Do you view Edward Snowden as a hero? The film seems to suggest that you do.

A.

A lot of people have asked me that, and it’s a question I have tried not to answer. It’s a bit reductive, and I’ve tried not to make a reductive film. So I guess what I’d say is that I’m interested not just in him but people taking the risk of whistleblowing and to sacrifice their own personal freedom for something larger. I have no doubt that what he did was motivated by the fact that he profoundly believes that the public has a right to know these things and that the intelligence agencies have grown out of control. Generally, in the type of filmmaking I do, I’m interested in actions rather than descriptions. So I would describe what he did as heroic.

Q.

In the past, documentary directors have said to me that part of the value of getting an Oscar or even a nomination is the impact it has for the issues their films address, the kind of validation it gives to their subject matter.

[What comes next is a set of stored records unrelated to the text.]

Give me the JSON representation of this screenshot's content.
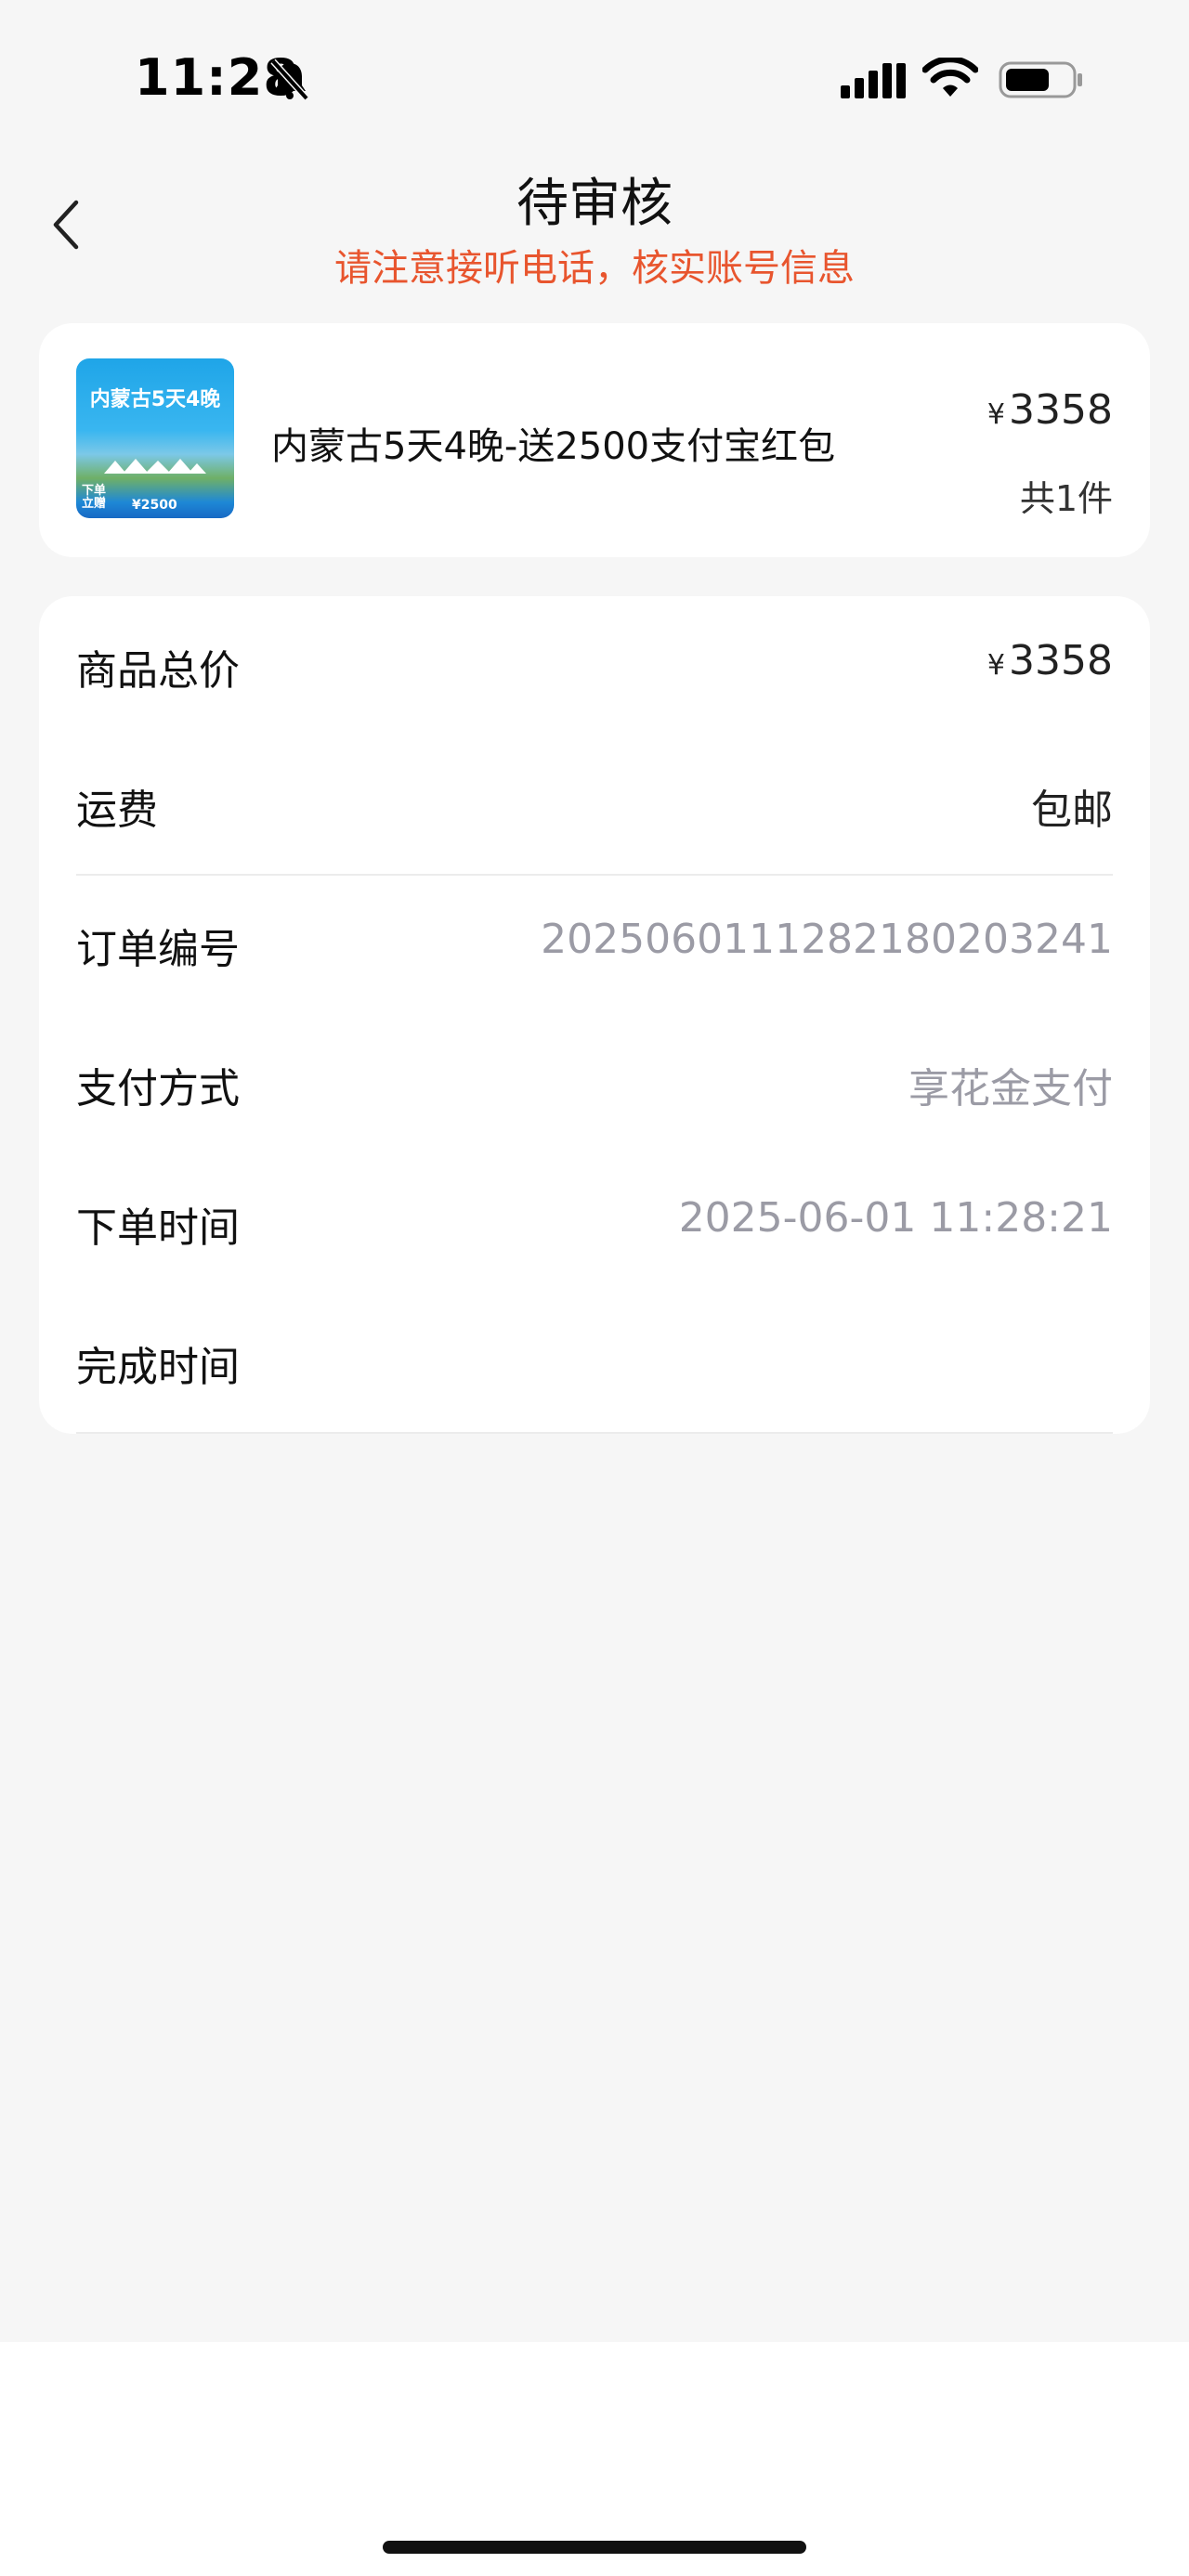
{
  "status_bar": {
    "time": "11:28"
  },
  "header": {
    "title": "待审核",
    "subtitle": "请注意接听电话，核实账号信息"
  },
  "product": {
    "thumbnail_title": "内蒙古5天4晚",
    "thumbnail_badge": "下单\n立赠",
    "thumbnail_price": "¥2500",
    "name": "内蒙古5天4晚-送2500支付宝红包",
    "price_symbol": "¥",
    "price": "3358",
    "quantity": "共1件"
  },
  "details": {
    "total_label": "商品总价",
    "total_symbol": "¥",
    "total_value": "3358",
    "shipping_label": "运费",
    "shipping_value": "包邮",
    "order_no_label": "订单编号",
    "order_no_value": "20250601112821802032​41",
    "payment_label": "支付方式",
    "payment_value": "享花金支付",
    "order_time_label": "下单时间",
    "order_time_value": "2025-06-01 11:28:21",
    "complete_time_label": "完成时间",
    "complete_time_value": ""
  },
  "colors": {
    "accent": "#e8552e",
    "muted_text": "#9b9ba5",
    "background": "#f6f6f6",
    "card": "#ffffff"
  }
}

Does the Oscar have that same kind of value to you?

A.

When I was nominated for “My Country, My Country,” it was at the height of the ethnic violence, brutal things were happening and we were out in Hollywood going to parties. And so there was this kind of disconnect between making works where people put their lives on the line, and then awards completely removed from those realities. But there is also this way in which being nominated does elevate the issues, which is a really positive thing. For sure there is this kind of awareness, the more the issue can have the better. But as a filmmaker, I don’t make films for things beyond making films. If they have an impact, that’s great. But they are not acts of protest.

Q.

Even now, after all you’ve been through, being placed on the watch list?

A.

I approach them to communicate something about the world that I see. If it goes beyond the people who see it, that’s good. But it’s not like “Oh, should I make a film, or should I protest on the street?” You make a film to say something, and it’s not for a goal beyond that.

Q.

On a personal level would it mean something to win an Oscar?

A.

Of course. I’m a filmmaker, and this would be your peers acknowledging your work. And I also very much believe in cinema. I consider myself a filmmaker first, and so to have the work recognized by people in the field would be incredible.